Berdasarkan kedua teori tersebut, aspek-aspek stres kerja yang
digunakan dalam penelitian ini adalah aspek stres kerja yang dikemukakan
oleh Beehr & Newman (dalam Rice, 1999) yaitu aspek fisiologis, aspek
psikologis dan aspek tingkah laku.
3. Faktor-faktor yang Menyebabkan Stres Kerja
Menurut Ivancevich & Matteson (1980), penyebab stres yang
diakibatkan oleh peran seseorang dalam menjalani suatu profesi tertentu.
meliputi: kelebihan beban kerja, tanggung jawab atas orang lain,
perkembangan karir, kurangnya kohesi kelompok, dukungan kelompok yang
tidak memadai, struktur dan iklim organisasi, wilayah dalam organisasi,
karakteristik tugas, pengaruh kepemimpinan. Menurut Gibson dkk (1996),
penyebab stres kerja ada 4 yaitu :
a) Lingkungan fisik. Penyebab stres kerja dari lingkungan fisik berupa
cahaya, suara, suhu,musik dan udara terpolusi.
b) Tekanan individual sebagai penyebab stres kerja terdiri dari:
1) Konflik peran. Stressor atau penyebab stres yang meningkat ketika
seseorang menerima pesan- pesan yang tidak cocok berkaitan dengan
perilaku peran yang sesuai. Misalnya ada tekanan untuk bergaul
dengan baik bersama orang - orang yang tidak cocok.

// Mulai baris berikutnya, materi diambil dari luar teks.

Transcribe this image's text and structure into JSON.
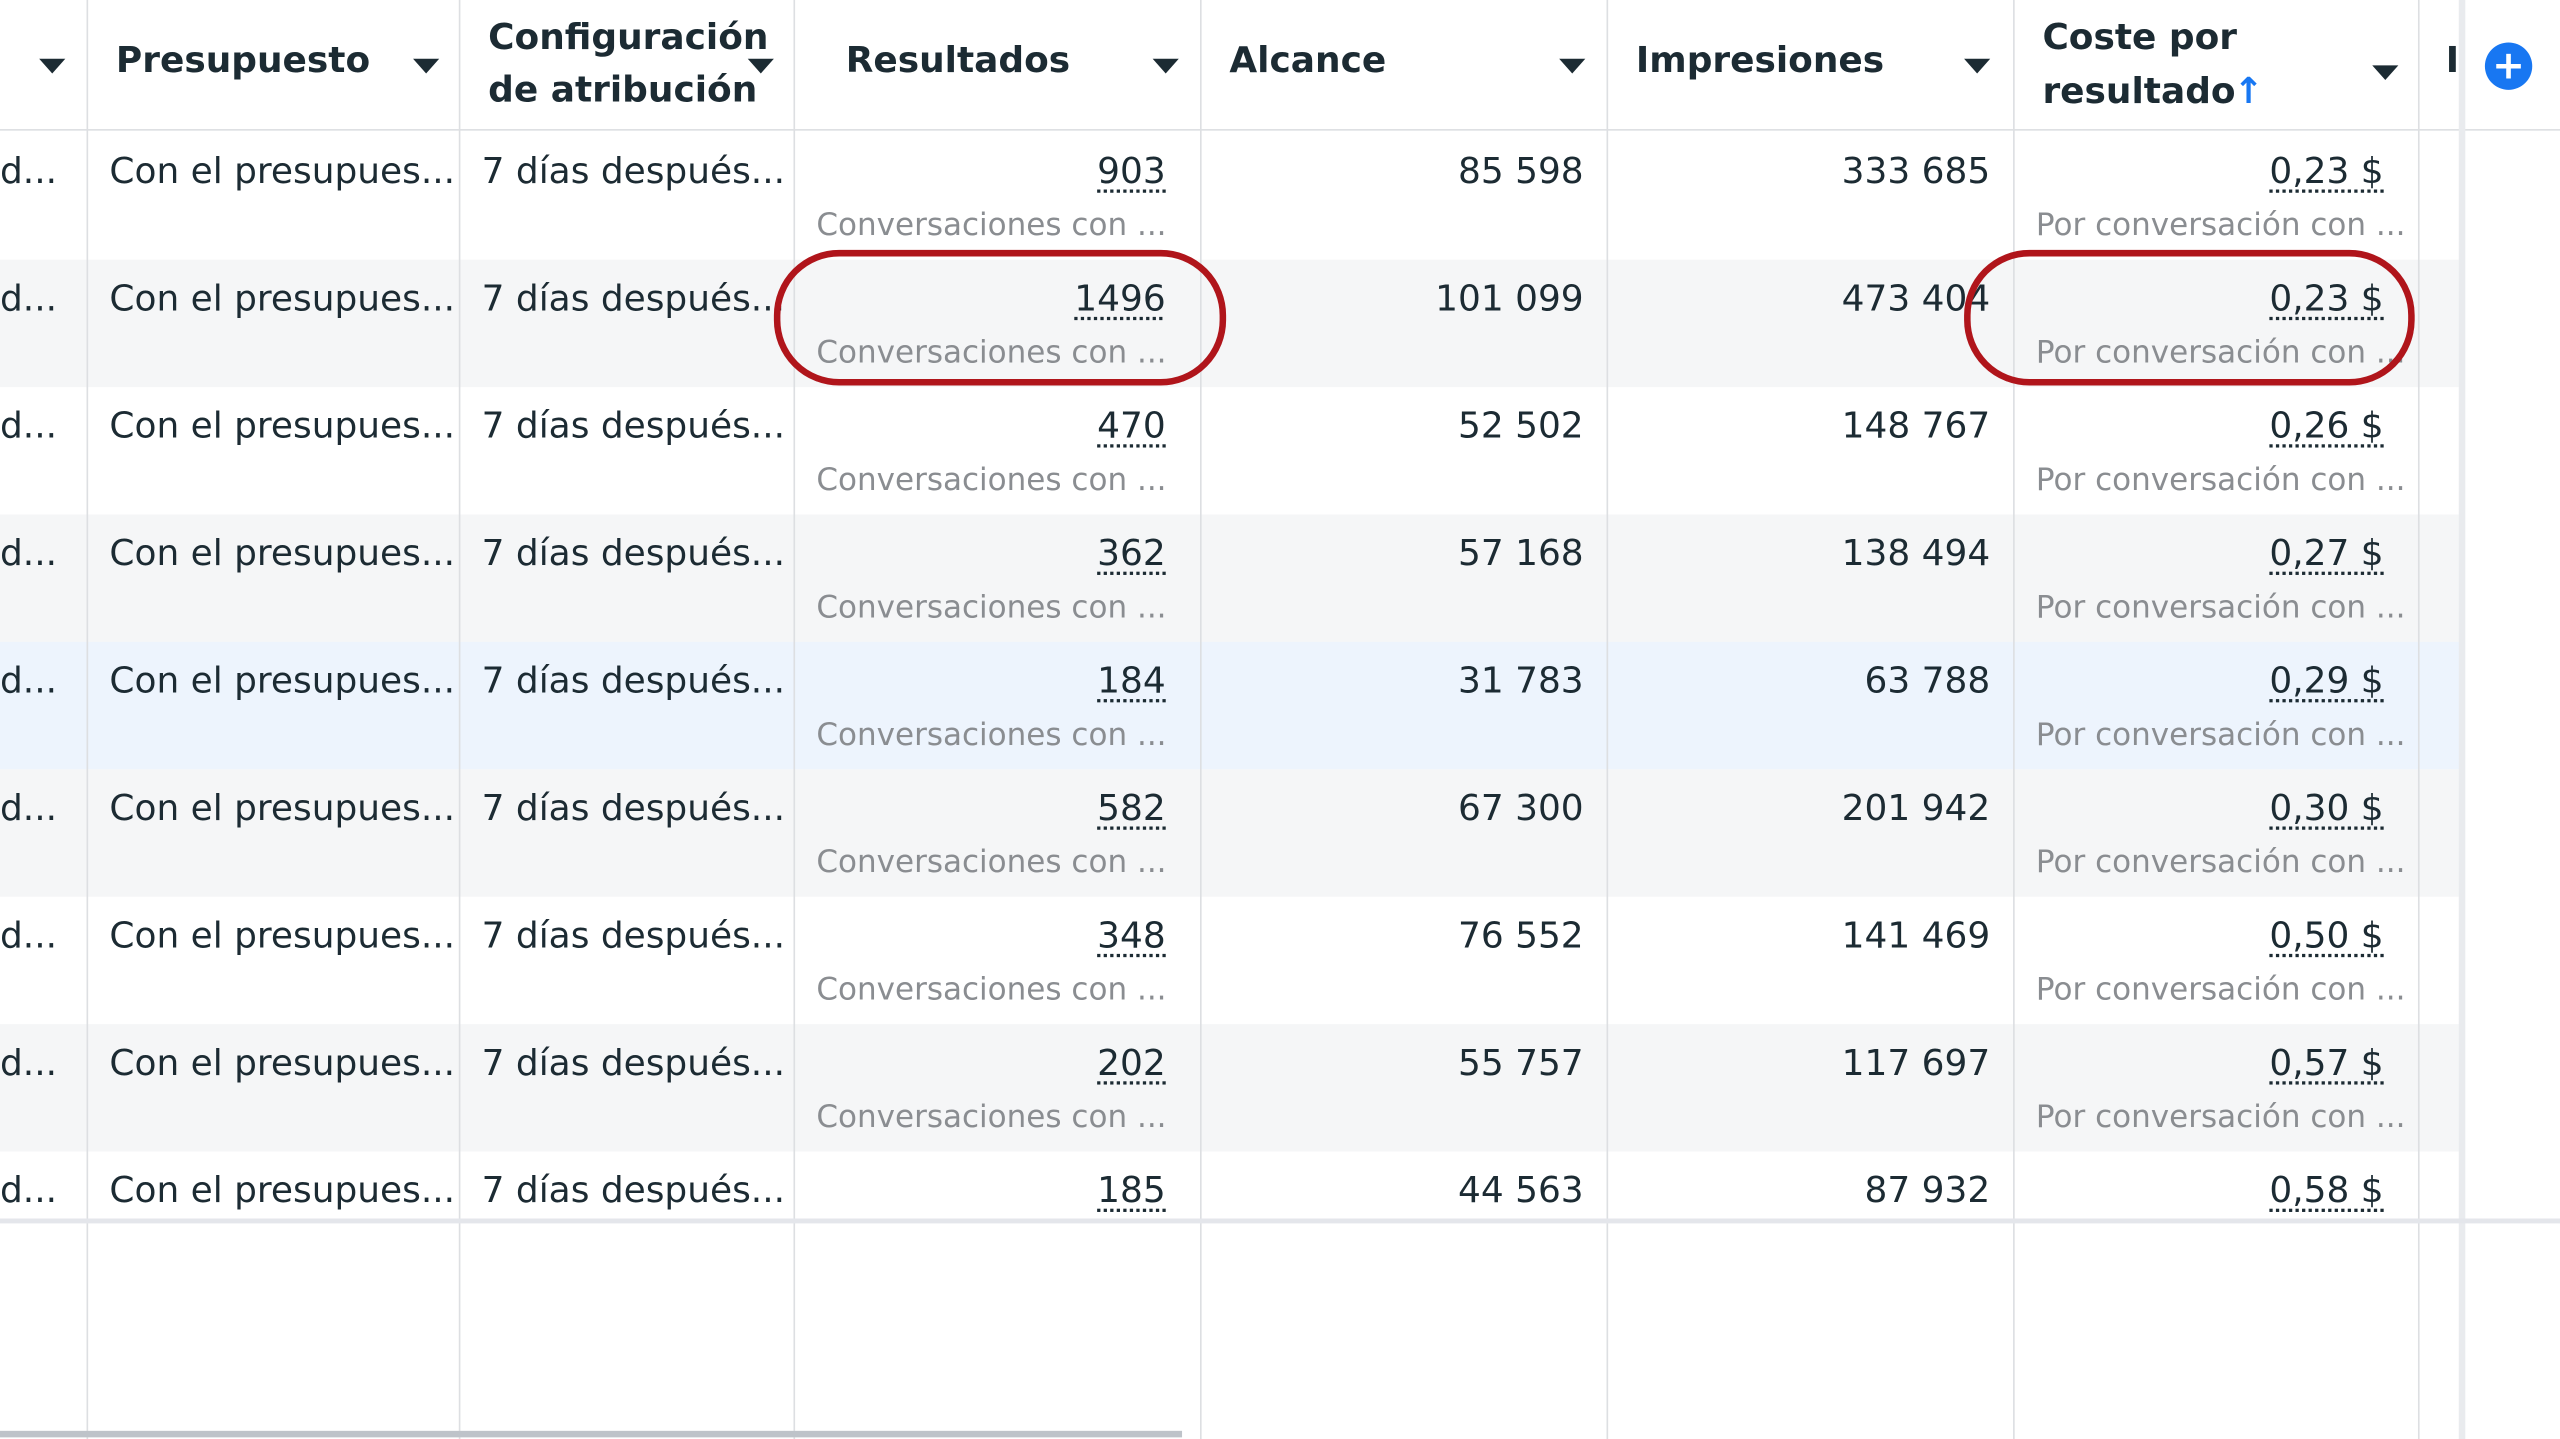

2) Peran ganda. Untuk dapat bekerja dengan baik, karyawan
diharapkan untuk berbuat atau tidak berbuat sesuatu. Peran ganda
adalah tidak adanya pengertian dari seseorang tentang hak, hak
khusus dan kewajiban - kewajiban dalam mengerjakan suatu
pekerjaan.
3) Beban kerja berlebih. Memiliki terlalu banyak sesuatu untuk
dikerjakan atau tidak cukup waktu untuk menyelesaikan suatu
pekerjaan merupakan beban berlebih yang bersifat kuantitatif. Beban
berlebih kualitatif terjadi jika seseorang merasa tidak memiliki
kemampuan yang dibutuhkan untuk menyelesaikan pekerjaan mereka
atau standar penampilan yang dituntut terlalu tinggi.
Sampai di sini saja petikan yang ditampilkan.